Missing When Summer Break Was an Actual Break

Few things can change your opinion about something as efficiently as a change in perspective. 

Take summer break, for example.  When I was a kid, I loved summer break, or summer vacation, or whatever you want to call it.  More than two whole months off from school?  What’s not to like? 

Then I became a parent of school-aged children.  And oh, how my perspective has changed.  Don’t get me wrong, I still love summer.   But from the day school gets out until they go back after Labor Day, my wife and I spend almost every second that we are not working or sleeping, coordinating the full-time entertainment and transportation of our four children.

I know, I know. That’s what parents do (when teachers aren’t available).   But it seems things have gotten worse with the recent generation. 
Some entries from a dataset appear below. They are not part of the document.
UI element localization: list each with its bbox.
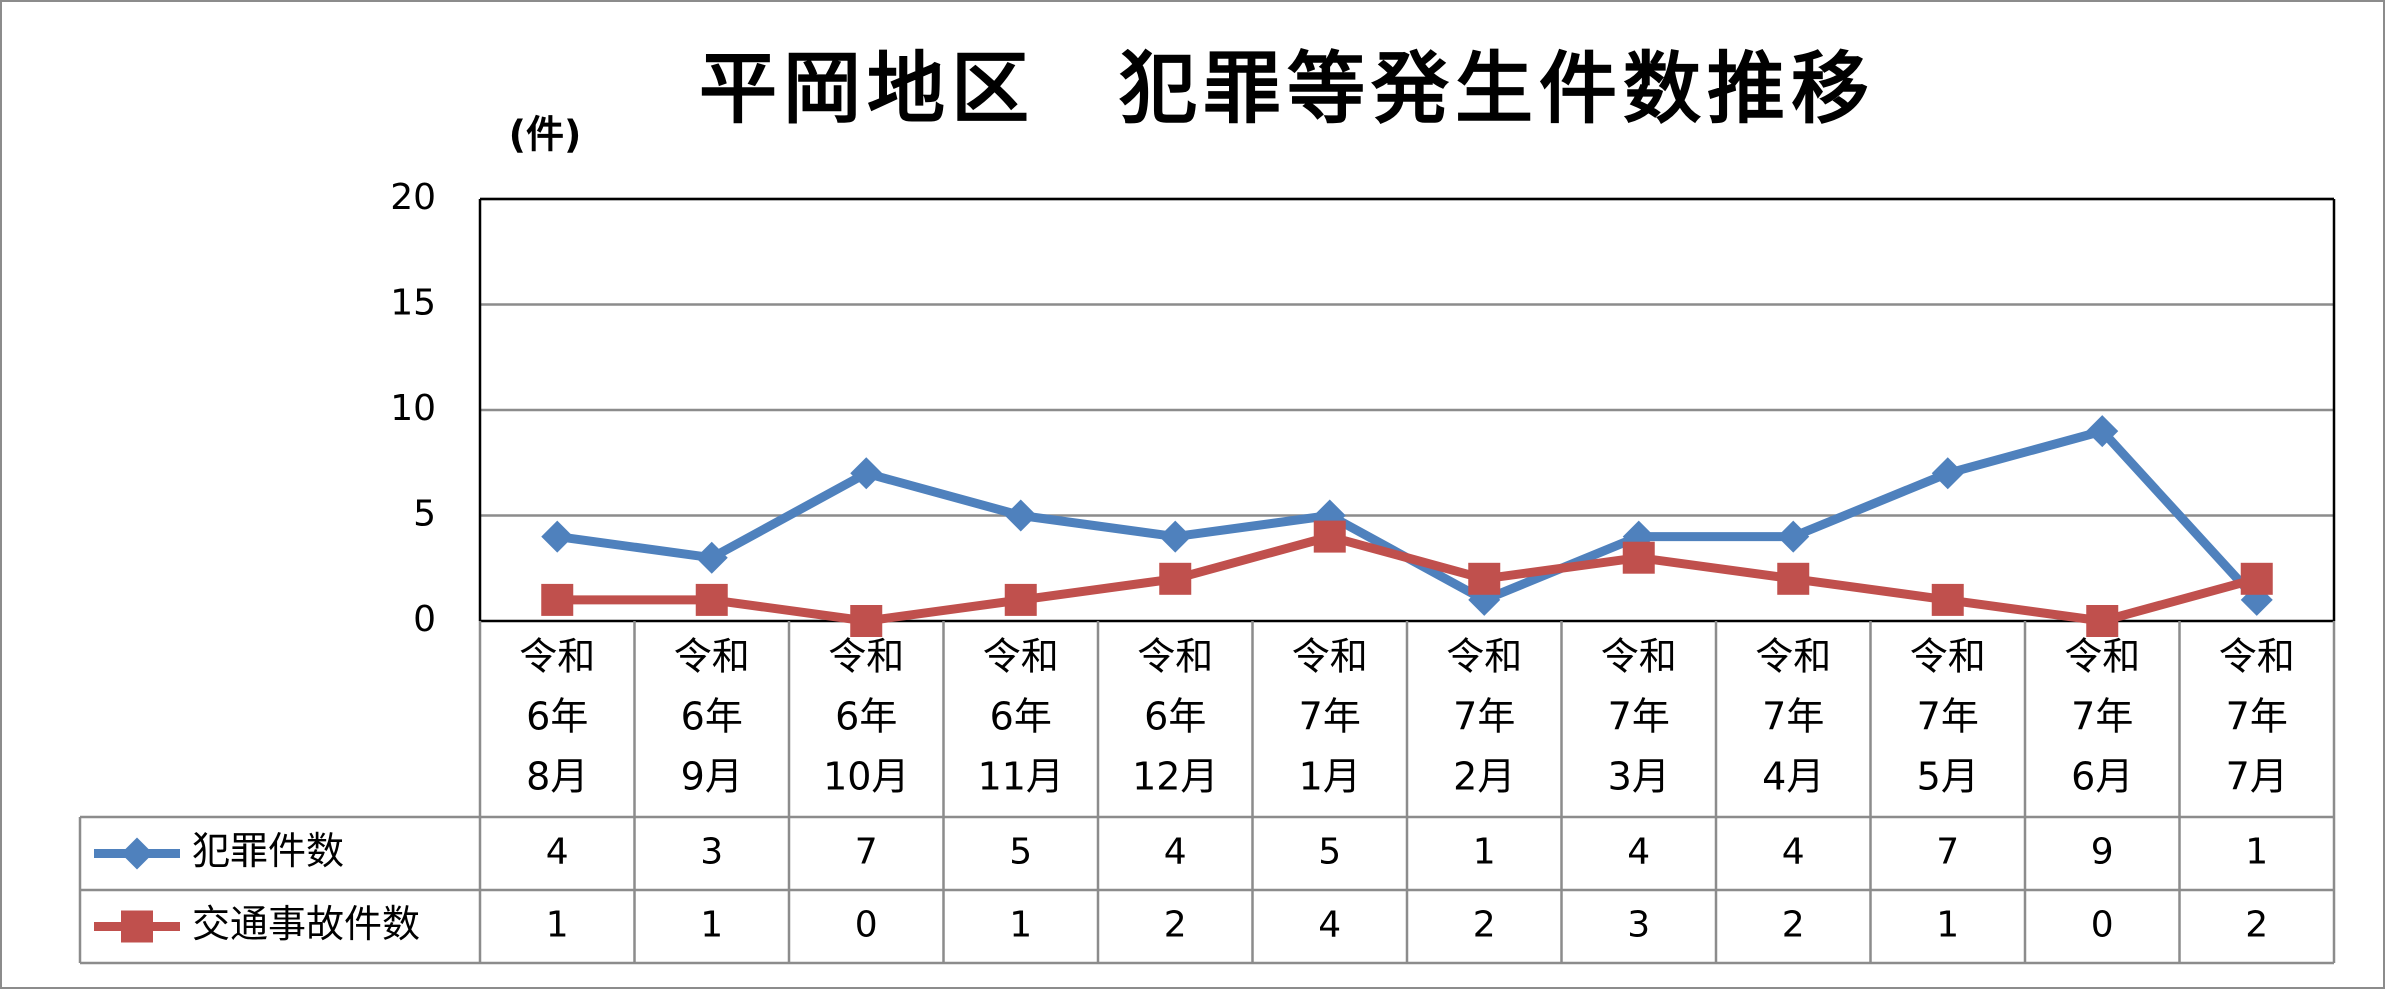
series-line-2 — [557, 532, 2258, 626]
legend-square-marker — [121, 910, 153, 943]
x-category-label: 令和 — [1137, 635, 1213, 679]
data-table-value: 4 — [546, 832, 569, 873]
data-table-value: 7 — [855, 832, 878, 873]
data-table-value: 1 — [700, 905, 723, 946]
series-2-point — [695, 583, 728, 616]
data-table-value: 5 — [1318, 832, 1341, 873]
x-category-label: 6月 — [2071, 755, 2133, 799]
series-1-point — [1159, 520, 1192, 553]
x-category-label: 令和 — [1292, 635, 1368, 679]
data-table-value: 1 — [1009, 905, 1032, 946]
data-table-value: 1 — [546, 905, 569, 946]
series-1-point — [541, 520, 574, 553]
legend-series-name: 交通事故件数 — [192, 902, 420, 946]
x-category-label: 7年 — [1453, 695, 1515, 739]
series-2-point — [1931, 583, 1964, 616]
x-category-label: 令和 — [1755, 635, 1831, 679]
x-category-label: 令和 — [2219, 635, 2295, 679]
x-category-label: 令和 — [983, 635, 1059, 679]
series-2-point — [1468, 562, 1501, 595]
data-table-value: 7 — [1936, 832, 1959, 873]
series-2-point — [1777, 562, 1810, 595]
data-table-value: 0 — [855, 905, 878, 946]
chart-title: 平岡地区 犯罪等発生件数推移 — [699, 44, 1875, 134]
x-category-label: 10月 — [823, 755, 909, 799]
series-2-point — [541, 583, 574, 616]
y-axis-unit-label: (件) — [509, 113, 582, 157]
x-category-label: 6年 — [1144, 695, 1206, 739]
series-2-point — [2240, 562, 2273, 595]
x-category-label: 令和 — [1910, 635, 1986, 679]
data-table-value: 9 — [2091, 832, 2114, 873]
data-table-value: 3 — [700, 832, 723, 873]
legend-series-name: 犯罪件数 — [192, 829, 344, 873]
x-category-label: 12月 — [1132, 755, 1218, 799]
series-1-point — [2086, 415, 2119, 448]
x-category-label: 6年 — [990, 695, 1052, 739]
data-table-value: 3 — [1627, 905, 1650, 946]
x-category-label: 4月 — [1762, 755, 1824, 799]
data-table-value: 4 — [1164, 832, 1187, 873]
y-tick-label: 5 — [413, 494, 436, 535]
data-table-value: 2 — [2245, 905, 2268, 946]
data-table-value: 2 — [1473, 905, 1496, 946]
x-category-label: 令和 — [828, 635, 904, 679]
legend-diamond-marker — [121, 837, 153, 870]
data-table-value: 1 — [1936, 905, 1959, 946]
series-2-point — [1622, 541, 1655, 574]
x-category-label: 7年 — [2226, 695, 2288, 739]
data-table-value: 1 — [1473, 832, 1496, 873]
data-table-value: 4 — [1782, 832, 1805, 873]
series-1-point — [1777, 520, 1810, 553]
x-category-label: 11月 — [978, 755, 1064, 799]
x-category-label: 6年 — [681, 695, 743, 739]
x-category-label: 令和 — [519, 635, 595, 679]
x-category-label: 6年 — [526, 695, 588, 739]
series-2-point — [850, 605, 883, 637]
x-category-label: 9月 — [681, 755, 743, 799]
data-table-value: 1 — [2245, 832, 2268, 873]
x-category-label: 3月 — [1608, 755, 1670, 799]
x-category-label: 7年 — [1299, 695, 1361, 739]
series-2-point — [1313, 520, 1346, 553]
x-category-label: 令和 — [1601, 635, 1677, 679]
x-category-label: 5月 — [1917, 755, 1979, 799]
y-tick-label: 10 — [390, 388, 436, 429]
y-tick-label: 0 — [413, 599, 436, 640]
x-category-label: 2月 — [1453, 755, 1515, 799]
x-category-label: 1月 — [1299, 755, 1361, 799]
x-category-label: 8月 — [526, 755, 588, 799]
x-category-label: 6年 — [835, 695, 897, 739]
data-table-value: 0 — [2091, 905, 2114, 946]
series-1-point — [1004, 499, 1037, 532]
y-tick-label: 20 — [390, 177, 436, 218]
series-2-point — [1004, 583, 1037, 616]
x-category-label: 7年 — [1608, 695, 1670, 739]
x-category-label: 7月 — [2226, 755, 2288, 799]
y-tick-label: 15 — [390, 283, 436, 324]
x-category-label: 7年 — [1917, 695, 1979, 739]
x-category-label: 7年 — [2071, 695, 2133, 739]
series-2-point — [1159, 562, 1192, 595]
x-category-label: 令和 — [2064, 635, 2140, 679]
data-table-value: 4 — [1318, 905, 1341, 946]
data-table-value: 4 — [1627, 832, 1650, 873]
series-2-point — [2086, 605, 2119, 637]
x-category-label: 令和 — [674, 635, 750, 679]
data-table-value: 2 — [1782, 905, 1805, 946]
x-category-label: 7年 — [1762, 695, 1824, 739]
data-table-value: 5 — [1009, 832, 1032, 873]
series-1-point — [1931, 457, 1964, 490]
series-1-point — [695, 541, 728, 574]
series-1-point — [850, 457, 883, 490]
data-table-value: 2 — [1164, 905, 1187, 946]
x-category-label: 令和 — [1446, 635, 1522, 679]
Where I'll be spending most of my
summer.  In our minivan, on the road.
(This is stock image. Our van is much
older, and less sleek looking)
When I was a kid, we’d spend half our summer days in the woods behind our house, and the other half at my grandmother’s house on Lake Ontario.  We were very lucky, I know.  

But the days were ours, free from schedules, camps and swim class.  Sure, I remember going to one summer camp for one summer – a day camp at a local community college.   Other than that, we entertained ourselves.  Okay, maybe an exaggeration.  My parents always did their share to keep us busy with activities.  But still, it was different.
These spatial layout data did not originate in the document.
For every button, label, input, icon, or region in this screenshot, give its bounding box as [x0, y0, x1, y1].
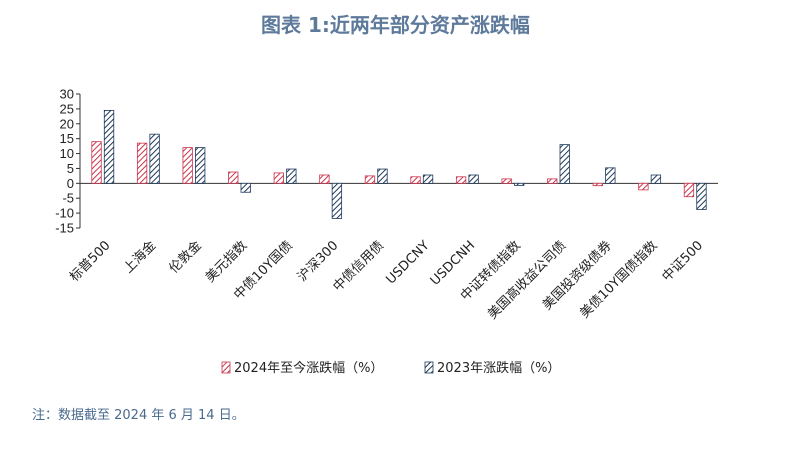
bar-2023-11 [605, 167, 616, 184]
bar-2023-2 [195, 147, 206, 184]
x-tick-label: USDCNY [383, 238, 432, 287]
bar-2024-1 [136, 142, 148, 184]
bar-2023-12 [650, 174, 662, 184]
bar-2024-12 [638, 182, 649, 191]
legend-label-0: 2024年至今涨跌幅（%） [234, 360, 383, 376]
y-tick-label: -5 [62, 191, 74, 206]
bar-2023-0 [103, 109, 115, 184]
x-tick-label: 标普500 [67, 238, 114, 285]
legend-label-1: 2023年涨跌幅（%） [437, 360, 560, 376]
x-tick-label: 沪深300 [294, 238, 341, 285]
bar-2024-4 [273, 172, 284, 184]
y-tick-label: 20 [60, 116, 74, 131]
bar-2023-8 [468, 174, 479, 184]
x-tick-label: 美元指数 [203, 238, 250, 285]
y-tick-label: -10 [55, 206, 74, 221]
bar-2023-10 [559, 144, 570, 184]
x-tick-label: 伦敦金 [166, 238, 205, 277]
x-tick-label: 美债10Y国债指数 [577, 238, 660, 321]
y-tick-label: 25 [60, 101, 74, 116]
bar-2024-5 [319, 174, 330, 184]
bar-2024-7 [410, 176, 421, 184]
bar-2024-13 [683, 182, 695, 198]
bar-2024-10 [547, 178, 558, 184]
y-tick-label: 5 [67, 161, 74, 176]
chart-title: 图表 1:近两年部分资产涨跌幅 [261, 13, 530, 37]
bar-2024-2 [182, 147, 193, 184]
y-tick-label: 10 [60, 146, 74, 161]
bar-2023-7 [422, 174, 434, 184]
x-tick-label: 美国高收益公司债 [484, 238, 569, 323]
y-tick-label: 0 [67, 176, 74, 191]
y-tick-label: 30 [60, 87, 74, 102]
x-tick-label: 中证500 [659, 238, 706, 285]
bar-2023-9 [514, 182, 525, 186]
bar-2024-9 [501, 178, 512, 184]
bar-2023-5 [331, 182, 343, 219]
bar-2023-3 [240, 182, 251, 193]
bar-2023-4 [286, 168, 297, 184]
y-tick-label: -15 [55, 221, 74, 236]
bar-2024-11 [592, 182, 603, 187]
bar-2023-13 [696, 182, 707, 210]
bar-2023-1 [149, 133, 160, 184]
y-tick-label: 15 [60, 131, 74, 146]
bar-2024-3 [228, 171, 239, 184]
legend-swatch-0 [221, 361, 231, 374]
x-tick-label: 上海金 [120, 238, 159, 277]
bar-2024-0 [91, 141, 102, 184]
footnote: 注：数据截至 2024 年 6 月 14 日。 [32, 408, 245, 423]
bar-2024-6 [364, 175, 376, 184]
legend-swatch-1 [424, 361, 434, 374]
bar-2024-8 [455, 176, 467, 184]
bar-2023-6 [377, 168, 388, 184]
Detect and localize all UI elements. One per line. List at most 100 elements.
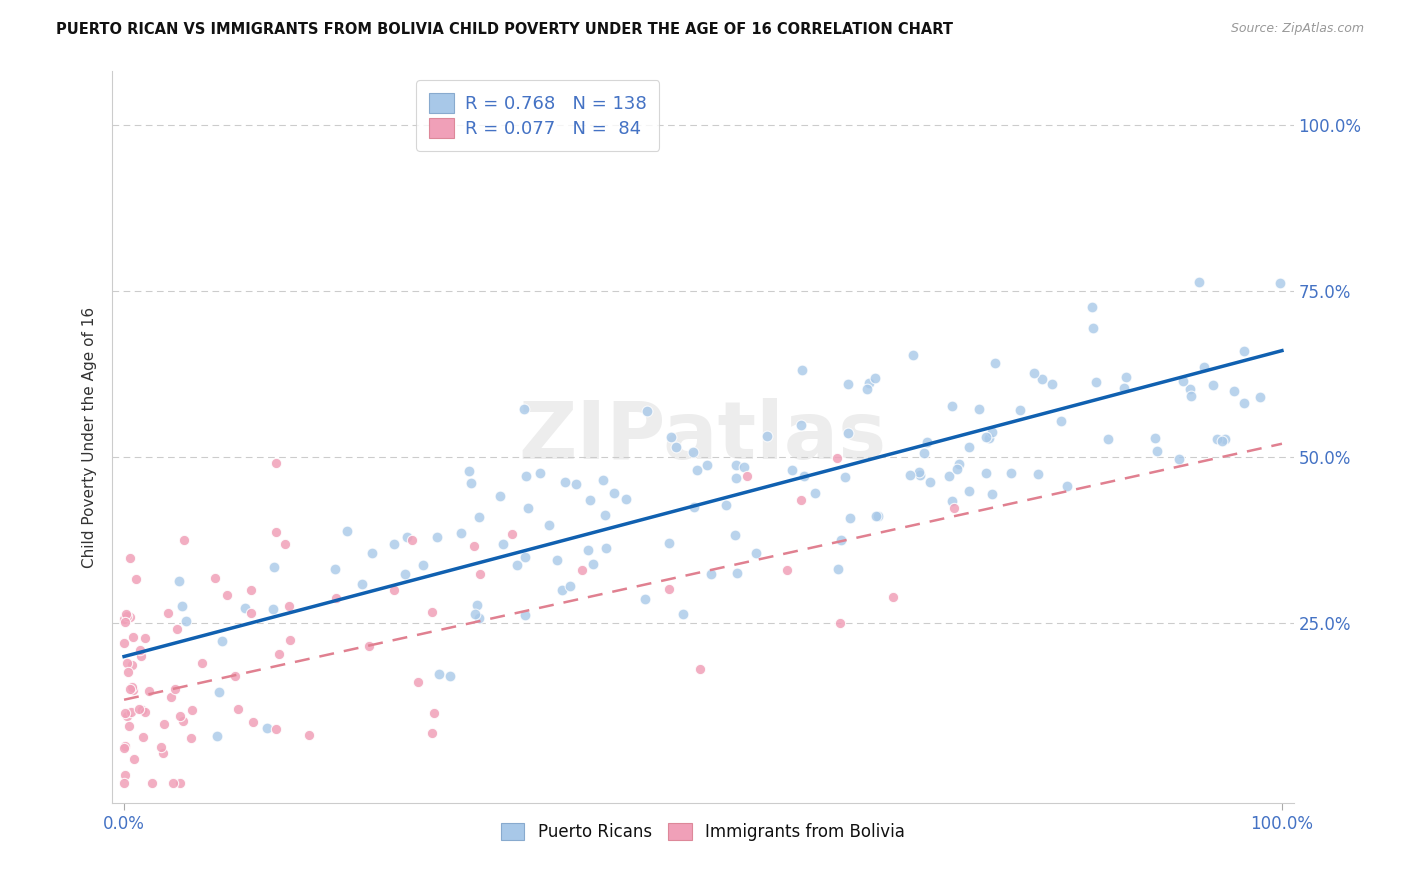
Point: [984, 356, 1007, 370]
Point: [1188, 275, 1211, 289]
Point: [856, 382, 879, 396]
Point: [114, 706, 136, 721]
Point: [1213, 432, 1236, 446]
Point: [266, 722, 288, 736]
Point: [122, 682, 145, 697]
Point: [204, 571, 226, 585]
Point: [1000, 466, 1022, 480]
Point: [513, 401, 536, 416]
Point: [828, 615, 851, 630]
Point: [1223, 384, 1246, 398]
Point: [360, 546, 382, 560]
Point: [571, 562, 593, 576]
Point: [974, 466, 997, 480]
Point: [1114, 381, 1136, 395]
Point: [837, 426, 859, 441]
Point: [725, 471, 748, 485]
Point: [118, 551, 141, 566]
Point: [181, 703, 204, 717]
Point: [149, 740, 172, 755]
Point: [170, 599, 193, 613]
Point: [825, 450, 848, 465]
Point: [592, 473, 614, 487]
Point: [278, 632, 301, 647]
Point: [683, 500, 706, 515]
Point: [134, 705, 156, 719]
Point: [908, 466, 931, 480]
Point: [1168, 452, 1191, 467]
Point: [582, 557, 605, 571]
Point: [980, 425, 1002, 439]
Point: [325, 591, 347, 605]
Point: [863, 371, 886, 385]
Point: [262, 602, 284, 616]
Point: [180, 731, 202, 746]
Point: [682, 445, 704, 459]
Point: [501, 526, 523, 541]
Point: [239, 607, 262, 621]
Point: [298, 728, 321, 742]
Point: [112, 612, 135, 626]
Point: [957, 440, 980, 454]
Point: [658, 536, 681, 550]
Point: [1115, 370, 1137, 384]
Point: [242, 714, 264, 729]
Point: [352, 577, 374, 591]
Point: [423, 706, 446, 721]
Point: [118, 609, 141, 624]
Point: [129, 648, 152, 663]
Point: [1180, 389, 1202, 403]
Point: [1056, 479, 1078, 493]
Point: [450, 526, 472, 541]
Point: [696, 458, 718, 473]
Point: [211, 634, 233, 648]
Point: [830, 533, 852, 547]
Point: [273, 537, 295, 551]
Point: [266, 525, 288, 540]
Point: [1097, 432, 1119, 446]
Point: [745, 546, 768, 560]
Point: [546, 553, 568, 567]
Point: [790, 417, 813, 432]
Point: [267, 647, 290, 661]
Point: [957, 484, 980, 499]
Point: [165, 682, 187, 697]
Point: [166, 622, 188, 636]
Point: [657, 582, 679, 596]
Point: [790, 363, 813, 377]
Point: [908, 467, 931, 482]
Text: PUERTO RICAN VS IMMIGRANTS FROM BOLIVIA CHILD POVERTY UNDER THE AGE OF 16 CORREL: PUERTO RICAN VS IMMIGRANTS FROM BOLIVIA …: [56, 22, 953, 37]
Point: [121, 658, 143, 673]
Point: [1211, 434, 1233, 449]
Point: [217, 588, 239, 602]
Point: [614, 491, 637, 506]
Point: [506, 558, 529, 573]
Point: [120, 681, 142, 696]
Point: [138, 684, 160, 698]
Point: [115, 656, 138, 670]
Point: [1083, 321, 1105, 335]
Point: [900, 468, 922, 483]
Point: [134, 632, 156, 646]
Y-axis label: Child Poverty Under the Age of 16: Child Poverty Under the Age of 16: [82, 307, 97, 567]
Point: [776, 563, 799, 577]
Point: [1233, 396, 1256, 410]
Point: [401, 533, 423, 547]
Point: [636, 403, 658, 417]
Point: [464, 607, 486, 621]
Point: [468, 610, 491, 624]
Point: [114, 768, 136, 782]
Point: [132, 730, 155, 744]
Point: [941, 494, 963, 508]
Point: [117, 708, 139, 723]
Point: [117, 608, 139, 623]
Point: [1233, 344, 1256, 359]
Point: [492, 536, 515, 550]
Point: [912, 445, 935, 459]
Point: [595, 541, 617, 556]
Point: [141, 776, 163, 790]
Point: [224, 669, 246, 683]
Point: [725, 566, 748, 581]
Point: [1205, 432, 1227, 446]
Point: [1194, 360, 1216, 375]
Now, I’m on the road a few hours each day picking up, dropping off, and delivering one or more of our children to the various camps they attend, so that their parents – my wife and I – can continue to earn a living. 
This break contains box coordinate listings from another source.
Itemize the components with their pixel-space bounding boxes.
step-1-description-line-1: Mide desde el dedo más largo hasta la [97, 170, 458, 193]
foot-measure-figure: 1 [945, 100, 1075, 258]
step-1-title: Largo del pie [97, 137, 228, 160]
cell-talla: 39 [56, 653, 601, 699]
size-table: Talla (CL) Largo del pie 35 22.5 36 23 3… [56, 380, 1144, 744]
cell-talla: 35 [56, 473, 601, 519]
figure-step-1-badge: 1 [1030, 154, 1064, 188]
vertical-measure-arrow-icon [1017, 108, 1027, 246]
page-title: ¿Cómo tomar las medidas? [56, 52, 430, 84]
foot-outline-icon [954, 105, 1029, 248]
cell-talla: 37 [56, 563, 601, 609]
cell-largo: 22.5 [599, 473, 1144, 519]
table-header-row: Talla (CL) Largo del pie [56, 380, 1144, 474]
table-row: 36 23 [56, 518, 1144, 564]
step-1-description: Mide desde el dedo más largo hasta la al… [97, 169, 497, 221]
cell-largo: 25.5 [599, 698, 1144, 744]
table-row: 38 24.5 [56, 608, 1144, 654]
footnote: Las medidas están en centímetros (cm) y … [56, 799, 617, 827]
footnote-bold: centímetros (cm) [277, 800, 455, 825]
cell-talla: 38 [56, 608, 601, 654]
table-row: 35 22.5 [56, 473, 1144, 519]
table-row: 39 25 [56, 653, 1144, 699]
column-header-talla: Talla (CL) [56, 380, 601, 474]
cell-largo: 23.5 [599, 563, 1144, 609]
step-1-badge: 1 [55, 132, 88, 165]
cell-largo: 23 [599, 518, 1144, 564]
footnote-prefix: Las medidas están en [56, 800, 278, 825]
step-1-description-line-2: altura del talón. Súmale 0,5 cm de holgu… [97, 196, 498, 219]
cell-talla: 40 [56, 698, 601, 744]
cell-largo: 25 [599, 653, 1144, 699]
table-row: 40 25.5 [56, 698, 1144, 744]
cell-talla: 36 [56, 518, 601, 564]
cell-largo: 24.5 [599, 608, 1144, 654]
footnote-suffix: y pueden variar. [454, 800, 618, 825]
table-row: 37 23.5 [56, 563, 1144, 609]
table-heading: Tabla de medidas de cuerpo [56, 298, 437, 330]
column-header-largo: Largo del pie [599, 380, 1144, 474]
Take just our oldest as an example:  the summer began with a two week theatre camp, full day.  Now she’s in a one week soccer camp, which is only half day.  Next week she goes to a two week session at a real camp, meaning a camp in the woods with a lake.   Her two sisters have their own camps, as well.  

These are all just day camps, not spend-the-nights like in the movies.  That means we are carting their little butts all over town -- twice a day, every day.  And that’s not even counting the swim classes they all take at different times throughout the week.

It beats the alternative, which is them watching television all day long as we work, with them saying how board they are fifty-thousand times before the sun sets.  (For those who don’t know, my wife and I both work full-time jobs from home.  We’re very lucky, I know -- Sort of.  But that’s a whole other blog.)  

I wish we had enough funds to have one of us take the summer off, just to hang with them.  It’d be nice to play in the yard all day, or do outings to the library, and the park, and the zoo. But we have four kids, so money remains tight.

Back when we started this brood, we swore we wouldn’t be the type of parents that over-schedule their kids to the point where we’d end up just a taxi service for familiar little strangers who’d rather be at some random activity with their friends than spending time with their family.  Swim.  Soccer.  Dance … every minute scheduled.  We were against the whole notion.  We weren’t going to be those parents.

It seems to have happened anyway.

So tomorrow, and the next day, and the next day after that, my wife or I can be found most mornings, at lunch and in the evening, cruising the local roads in the minivan, trucking our kids all over creation.

It gives me two thoughts. 


First, I have new-found respect for teachers, and bus drivers.  And I'm not just saying that because I'm a Democrat.  

And second, I miss when summer break was actually a break.